La première manche s'est déroulée avec la version Paisiello de ce Barbiere au Théâtre de Tourcoing, la seconde manche est prévue en mai à l'Opéra de Lille où sera montée la célèbre mouture rossinienne des aventures du héros de Beaumarchais.

La distribution, c'est l'habitude à Tourcoing, fait largement appel à des chanteurs fidèles à Jean Claude Malgoire. Il n'est pas étonnant que cet opéra ait été une des grands succès de son temps, il révèle une facilité mélodique évidente et est très bien orchestré. La musique n'a rien à envier à celle de Rossini, et si elle doit s'incliner devant celle de Mozart, autre référence qui vient immédiatement à l'esprit, c'est qu'elle peut sembler être moins raffinée, les développements moins recherchés, la virtuosité plus « gratuite ». Néanmoins, ce Barbier a certainement eu une influence sur Mozart, les finales d'acte notamment sont assez proches de ceux des Noces de Figaro.

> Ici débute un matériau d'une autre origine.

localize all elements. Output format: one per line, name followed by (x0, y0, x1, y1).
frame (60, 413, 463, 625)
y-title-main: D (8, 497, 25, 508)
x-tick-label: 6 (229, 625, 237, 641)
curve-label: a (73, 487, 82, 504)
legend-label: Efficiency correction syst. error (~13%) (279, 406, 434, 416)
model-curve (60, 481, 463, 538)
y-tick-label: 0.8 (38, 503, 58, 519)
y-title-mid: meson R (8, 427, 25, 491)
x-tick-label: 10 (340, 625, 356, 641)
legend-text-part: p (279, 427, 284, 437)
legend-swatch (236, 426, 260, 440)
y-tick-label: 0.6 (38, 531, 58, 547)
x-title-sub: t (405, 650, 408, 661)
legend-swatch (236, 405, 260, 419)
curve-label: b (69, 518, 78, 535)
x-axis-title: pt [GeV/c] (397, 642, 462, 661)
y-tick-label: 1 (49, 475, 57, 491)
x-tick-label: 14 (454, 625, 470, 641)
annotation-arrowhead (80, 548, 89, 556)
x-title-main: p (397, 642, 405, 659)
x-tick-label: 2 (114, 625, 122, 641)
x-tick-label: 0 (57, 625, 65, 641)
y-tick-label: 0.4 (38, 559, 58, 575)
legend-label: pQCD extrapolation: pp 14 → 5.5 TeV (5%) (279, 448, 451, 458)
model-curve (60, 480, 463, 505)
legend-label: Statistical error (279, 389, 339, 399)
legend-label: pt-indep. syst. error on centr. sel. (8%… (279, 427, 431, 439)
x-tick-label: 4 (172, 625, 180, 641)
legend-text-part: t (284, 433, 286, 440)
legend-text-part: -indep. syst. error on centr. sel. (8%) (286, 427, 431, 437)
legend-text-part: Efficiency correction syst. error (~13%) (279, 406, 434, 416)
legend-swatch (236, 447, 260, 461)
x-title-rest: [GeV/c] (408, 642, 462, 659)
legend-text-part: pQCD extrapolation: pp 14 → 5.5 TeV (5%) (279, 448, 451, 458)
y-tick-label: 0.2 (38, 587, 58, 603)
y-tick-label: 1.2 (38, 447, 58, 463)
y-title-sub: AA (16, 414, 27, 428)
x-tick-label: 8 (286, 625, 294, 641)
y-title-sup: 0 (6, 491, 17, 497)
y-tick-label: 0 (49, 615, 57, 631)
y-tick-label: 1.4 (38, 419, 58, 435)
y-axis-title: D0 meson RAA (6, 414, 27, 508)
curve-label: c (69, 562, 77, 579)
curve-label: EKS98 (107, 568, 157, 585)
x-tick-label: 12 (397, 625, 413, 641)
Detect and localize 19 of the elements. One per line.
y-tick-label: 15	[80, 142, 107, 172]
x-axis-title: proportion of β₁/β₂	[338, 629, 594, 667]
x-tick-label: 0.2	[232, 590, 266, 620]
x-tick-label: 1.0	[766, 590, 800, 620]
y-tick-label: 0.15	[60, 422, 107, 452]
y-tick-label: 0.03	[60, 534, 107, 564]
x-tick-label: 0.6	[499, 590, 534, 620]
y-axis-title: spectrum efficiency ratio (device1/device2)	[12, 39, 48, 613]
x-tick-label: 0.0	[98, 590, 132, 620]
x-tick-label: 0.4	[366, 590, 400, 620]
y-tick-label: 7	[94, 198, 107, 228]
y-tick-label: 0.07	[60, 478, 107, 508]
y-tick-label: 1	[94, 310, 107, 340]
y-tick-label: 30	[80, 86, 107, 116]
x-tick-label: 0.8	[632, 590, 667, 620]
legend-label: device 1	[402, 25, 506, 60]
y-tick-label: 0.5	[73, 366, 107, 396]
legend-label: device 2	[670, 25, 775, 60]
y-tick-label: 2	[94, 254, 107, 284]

Dans le rôle-titre, Pierre Yves Pruvot fait montre de toute sa verve théâtrale et des magnifiques ressources d'une voix riche en harmoniques, au timbre mœlleux et agile dans les vocalises, dommage toutefois qu'il soit parfois un peu à court d'aigus. Pourquoi avoir choisi Jean Delescluses pour interpréter Almaviva? Ce très bon chanteur d'oratorio (il a tenu avec brio une partie de ténor lors des Vêpres mentionnées plus haut), avec sa voix blanche, son timbre sans séduction, ses aigus tendus et son manque d'italianita, n'a pas grand chose à gagner à interpréter les séducteurs méridionaux. Durant toute la soirée, on se demande si on n'est pas en train d'entendre un Basilio des Noces de Figaro plutôt qu'un Almaviva du Barbier. Philippe Georges est Bartolo, timbre fort agréable, diction mordante, mais manque de projection vraiment dommageable, au point qu'on a beaucoup de mal à l'entendre dès que l'orchestre joue un peu fort. Outre un Philippe Rabier impeccable en Basilio, la distribution masculine comprend également Patrick Alliotte-Roux et Jean Noël Poggiali qui se tirent très bien de leurs petits rôles. Face à eux, , seule femme de la distribution, chante avec brio le rôle de Rosine. Le timbre est crémeux, les aigus insolents, elle se joue des difficultés de la partition, est à l'aise sur toute la tessiture (assez étendue d'ailleurs), une vraie prestation trois étoiles! Dans un décor assez nu, et à la symbolique un peu appuyée (une immense cage pour matérialiser l'enfermement de Rosine!), la direction d'acteurs d'Arnaud Décarsin est efficace mais n'évite pas un certain statisme, et la cage se révèle un peu étroite lorsque tous les protagonistes sont sur scène en même temps, ce qui donne une certaine impression de confusion.

A la tête d'une Grande Ecurie en verve, dont on notera cependant un certain manque de corps au niveau des violons, Jean Claude Malgoire, malgré quelques confusions lors des grands ensembles, donne une lecture vivante et colorée de la musique de Paisiello, ce qui ne participe pas peu au succès d'un spectacle qui fut allègrement applaudi par un public nombreux et attentif, et comme à l'habitude composé pour une large part de lycéens.